- Eighty-four percent of teachers agree with states’ and districts’ decisions to close schools due to COVID-19, but more than half are concerned students will struggle to learn in a virtual environment and fall behind academically, according to survey results released Thursday.
- Conducted by the Association of American Educators Foundation, affiliated with a nonunion organization, the online survey focused on how prepared teachers felt they were to shift their instruction to a virtual environment. Three-fourths of the respondents — 88% of which work in traditional public schools — said they felt their readiness to teach remotely was “at least average,” while 42% said their broader educational communities were unprepared for closures.
- Only a fifth felt their districts had sufficient plans in place for providing services to students with special needs, while 46% responded that their district’s plans for supporting special education students were insufficient.
While the survey returned only 700 responses, it’s one of the first attempts to capture data on how teachers are adjusting to this shift. Such knowledge will become increasingly important with some experts suggesting that closures could extend into the 2020-21 school year, or that at least additional closures will be necessary. The voices of teachers can help districts determine how to create ongoing support when all educators teach remotely — during this crisis or a future one.
Another early source on how prepared districts were for such an abrupt shift is the Center on Reinventing Public Education’s database of districts’ closure response plans. The data addresses questions such as how teachers are providing instruction online, the state of internet access for students and how districts are helping parents adjust.

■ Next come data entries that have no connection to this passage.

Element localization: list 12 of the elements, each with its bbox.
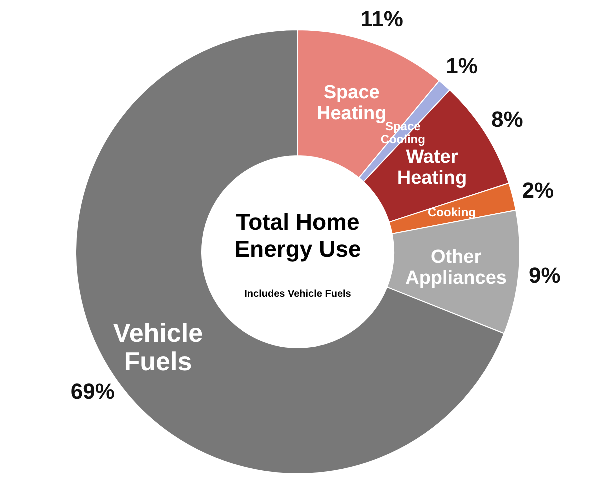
data-label: 2% [522, 178, 554, 204]
text: Total Home Energy Use [234, 209, 362, 262]
text: Includes Vehicle Fuels [244, 289, 352, 300]
slice-label: Water Heating [397, 147, 468, 189]
slice-label: Cooking [428, 206, 476, 220]
data-label: 1% [446, 54, 478, 79]
data-label: 8% [491, 106, 524, 132]
data-label: 11% [360, 6, 404, 32]
slice-label: Other Appliances [406, 247, 507, 290]
data-label: 9% [529, 263, 561, 288]
slice-label: Vehicle Fuels [113, 318, 204, 376]
data-label: 69% [70, 379, 115, 404]
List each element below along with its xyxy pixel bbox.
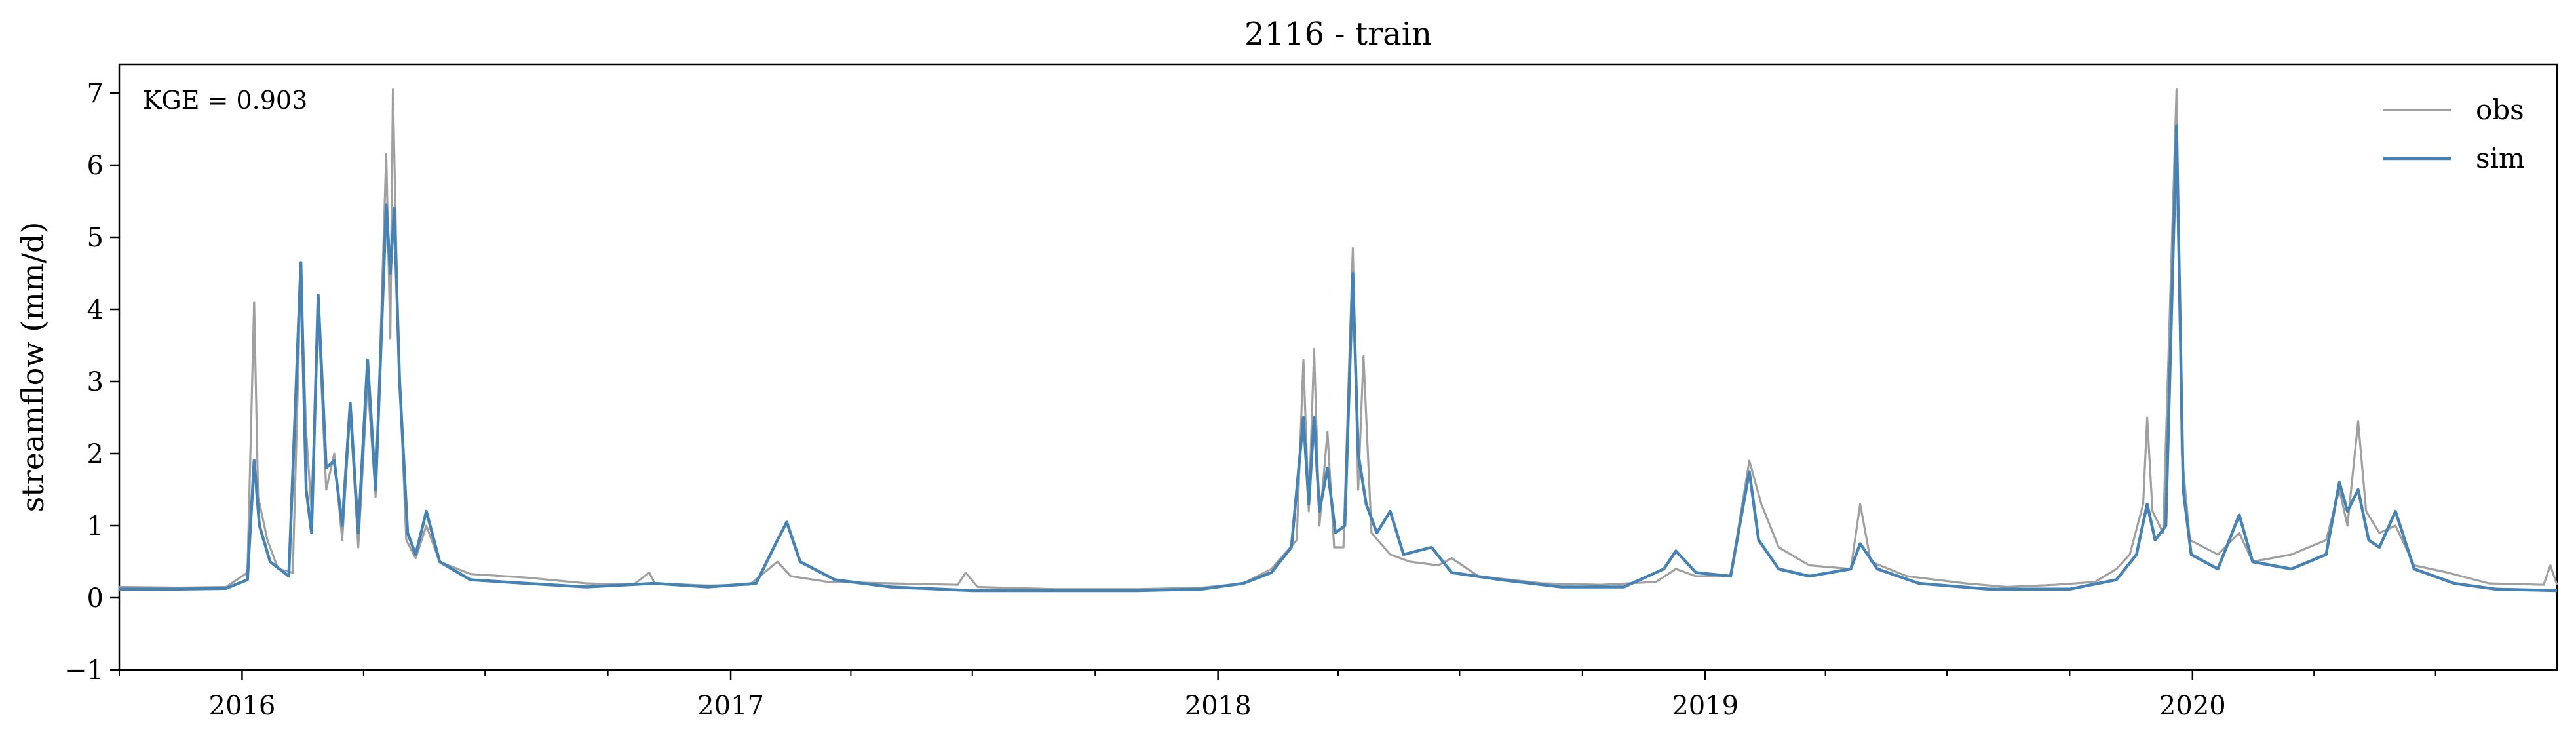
y-tick-label: 0 — [87, 583, 104, 614]
y-tick-label: 3 — [87, 367, 104, 397]
y-tick-label: 7 — [87, 79, 104, 109]
series-line-sim — [119, 124, 2558, 593]
y-axis-label: streamflow (mm/d) — [15, 222, 50, 513]
x-tick-label: 2017 — [697, 691, 764, 721]
legend-label-obs: obs — [2476, 94, 2524, 126]
series-line-obs — [119, 88, 2558, 591]
y-tick-label: 6 — [87, 151, 104, 181]
x-tick-label: 2020 — [2159, 691, 2226, 721]
x-tick-label: 2019 — [1672, 691, 1739, 721]
plot-frame — [118, 63, 2558, 671]
y-tick-label: −1 — [65, 655, 104, 686]
y-tick-label: 4 — [87, 295, 104, 325]
legend-label-sim: sim — [2476, 142, 2525, 174]
y-axis: −1 0 1 2 3 4 5 6 7 — [65, 79, 119, 686]
x-axis: 2016 2017 2018 2019 2020 — [119, 670, 2436, 721]
y-tick-label: 1 — [87, 511, 104, 541]
chart-title: 2116 - train — [1244, 16, 1432, 52]
legend: obs sim — [2383, 94, 2525, 174]
y-tick-label: 5 — [87, 223, 104, 253]
y-tick-label: 2 — [87, 439, 104, 469]
kge-annotation: KGE = 0.903 — [143, 86, 307, 115]
x-tick-label: 2018 — [1185, 691, 1252, 721]
x-tick-label: 2016 — [209, 691, 276, 721]
series-layer — [119, 88, 2558, 593]
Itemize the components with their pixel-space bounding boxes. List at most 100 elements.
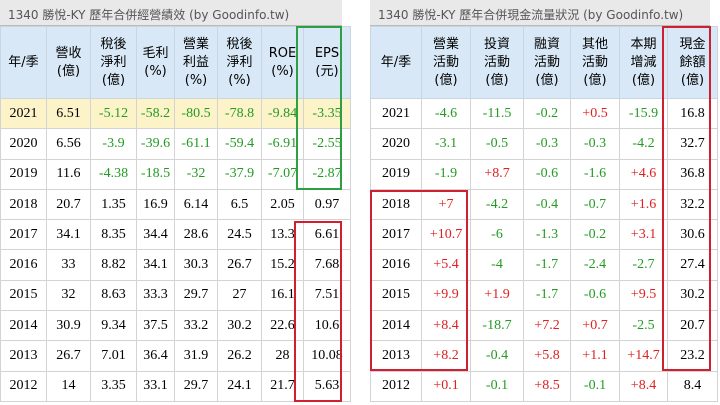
data-row: 2019 -1.9 +8.7 -0.6 -1.6 +4.6 36.8: [370, 158, 718, 190]
data-row: 2015 +9.9 +1.9 -1.7 -0.6 +9.5 30.2: [370, 279, 718, 312]
value-cell: -0.3: [523, 128, 571, 160]
data-row: 2015 32 8.63 33.3 29.7 27 16.1 7.51: [0, 279, 351, 312]
value-cell: 31.9: [174, 340, 218, 372]
column-header: 現金 餘額 (億): [667, 26, 718, 99]
header-line: 營收: [55, 45, 82, 61]
year-cell: 2017: [370, 219, 422, 251]
value-cell: +5.8: [523, 340, 571, 372]
value-cell: 32: [46, 279, 91, 312]
value-cell: -80.5: [174, 97, 218, 130]
value-cell: -0.5: [470, 128, 524, 160]
value-cell: 8.82: [90, 249, 137, 281]
value-cell: -0.6: [570, 279, 620, 312]
value-cell: +10.7: [421, 219, 471, 251]
value-cell: 9.34: [90, 310, 137, 342]
year-cell: 2018: [0, 188, 47, 221]
data-row: 2020 -3.1 -0.5 -0.3 -0.3 -4.2 32.7: [370, 128, 718, 160]
value-cell: 28.6: [174, 219, 218, 251]
value-cell: 6.51: [46, 97, 91, 130]
data-row: 2021 -4.6 -11.5 -0.2 +0.5 -15.9 16.8: [370, 97, 718, 130]
value-cell: 20.7: [667, 310, 718, 342]
header-line: 稅後: [226, 36, 253, 52]
value-cell: -78.8: [217, 97, 262, 130]
value-cell: 36.4: [136, 340, 175, 372]
value-cell: -0.3: [570, 128, 620, 160]
value-cell: 34.1: [46, 219, 91, 251]
data-row: 2018 20.7 1.35 16.9 6.14 6.5 2.05 0.97: [0, 188, 351, 221]
header-line: (%): [271, 63, 294, 79]
column-header: 融資 活動 (億): [523, 26, 571, 99]
year-cell: 2016: [0, 249, 47, 281]
column-header: 營業 活動 (億): [421, 26, 471, 99]
value-cell: 33.3: [136, 279, 175, 312]
value-cell: 26.7: [217, 249, 262, 281]
value-cell: 6.14: [174, 188, 218, 221]
year-cell: 2020: [0, 128, 47, 160]
value-cell: 8.4: [667, 370, 718, 402]
value-cell: 11.6: [46, 158, 91, 190]
year-cell: 2018: [370, 188, 422, 221]
year-cell: 2013: [0, 340, 47, 372]
value-cell: -4.2: [619, 128, 668, 160]
value-cell: -2.55: [303, 128, 351, 160]
value-cell: -1.6: [570, 158, 620, 190]
column-header: 年/季: [0, 26, 47, 99]
value-cell: 2.05: [261, 188, 304, 221]
value-cell: 24.5: [217, 219, 262, 251]
value-cell: -1.9: [421, 158, 471, 190]
value-cell: 5.63: [303, 370, 351, 402]
column-header: 毛利 (%): [136, 26, 175, 99]
value-cell: -1.3: [523, 219, 571, 251]
value-cell: +8.2: [421, 340, 471, 372]
header-line: 淨利: [100, 54, 127, 70]
value-cell: -39.6: [136, 128, 175, 160]
year-cell: 2014: [0, 310, 47, 342]
column-header: 營業 利益 (%): [174, 26, 218, 99]
year-cell: 2019: [370, 158, 422, 190]
header-line: 活動: [432, 54, 459, 70]
value-cell: +4.6: [619, 158, 668, 190]
value-cell: +5.4: [421, 249, 471, 281]
value-cell: -0.1: [470, 370, 524, 402]
value-cell: 26.7: [46, 340, 91, 372]
header-line: 增減: [630, 54, 657, 70]
value-cell: -3.1: [421, 128, 471, 160]
value-cell: 29.7: [174, 370, 218, 402]
value-cell: 20.7: [46, 188, 91, 221]
year-cell: 2015: [0, 279, 47, 312]
value-cell: -61.1: [174, 128, 218, 160]
value-cell: 30.9: [46, 310, 91, 342]
value-cell: -18.7: [470, 310, 524, 342]
header-line: ROE: [268, 45, 297, 61]
value-cell: -3.35: [303, 97, 351, 130]
value-cell: +14.7: [619, 340, 668, 372]
column-header: 年/季: [370, 26, 422, 99]
header-line: 營業: [432, 36, 459, 52]
value-cell: 7.01: [90, 340, 137, 372]
year-cell: 2015: [370, 279, 422, 312]
header-line: (億): [631, 72, 656, 88]
data-row: 2014 30.9 9.34 37.5 33.2 30.2 22.6 10.6: [0, 310, 351, 342]
header-line: 毛利: [142, 45, 169, 61]
year-cell: 2016: [370, 249, 422, 281]
value-cell: -0.1: [570, 370, 620, 402]
value-cell: 16.9: [136, 188, 175, 221]
data-row: 2013 26.7 7.01 36.4 31.9 26.2 28 10.08: [0, 340, 351, 372]
year-cell: 2017: [0, 219, 47, 251]
header-line: 淨利: [226, 54, 253, 70]
value-cell: 1.35: [90, 188, 137, 221]
data-row: 2019 11.6 -4.38 -18.5 -32 -37.9 -7.07 -2.87: [0, 158, 351, 190]
data-row: 2012 14 3.35 33.1 29.7 24.1 21.7 5.63: [0, 370, 351, 402]
column-header: 其他 活動 (億): [570, 26, 620, 99]
value-cell: 16.1: [261, 279, 304, 312]
year-cell: 2014: [370, 310, 422, 342]
panel-title: 1340 勝悅-KY 歷年合併經營績效 (by Goodinfo.tw): [0, 0, 342, 26]
value-cell: 6.56: [46, 128, 91, 160]
value-cell: -2.7: [619, 249, 668, 281]
value-cell: +1.9: [470, 279, 524, 312]
data-row: 2020 6.56 -3.9 -39.6 -61.1 -59.4 -6.91 -2.55: [0, 128, 351, 160]
value-cell: +0.1: [421, 370, 471, 402]
data-row: 2014 +8.4 -18.7 +7.2 +0.7 -2.5 20.7: [370, 310, 718, 342]
header-line: 本期: [630, 36, 657, 52]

CRPE is also part of a project with the RAND Corp. that will provide additional data on districts’ experiences. “RAND and CRPE are closely coordinating our efforts to understand how schools and districts are addressing the new COVID-19 landscape, and we do plan to draw on both organizations’ findings to inform our data collection for the new district panel,” said Laura Hamilton, who directs RAND’s Center for Social and Emotional Learning Research. “We’re providing some assistance with CRPE’s review of district websites, and we’re also planning to do some teacher and principal surveys that will supplement the district work.”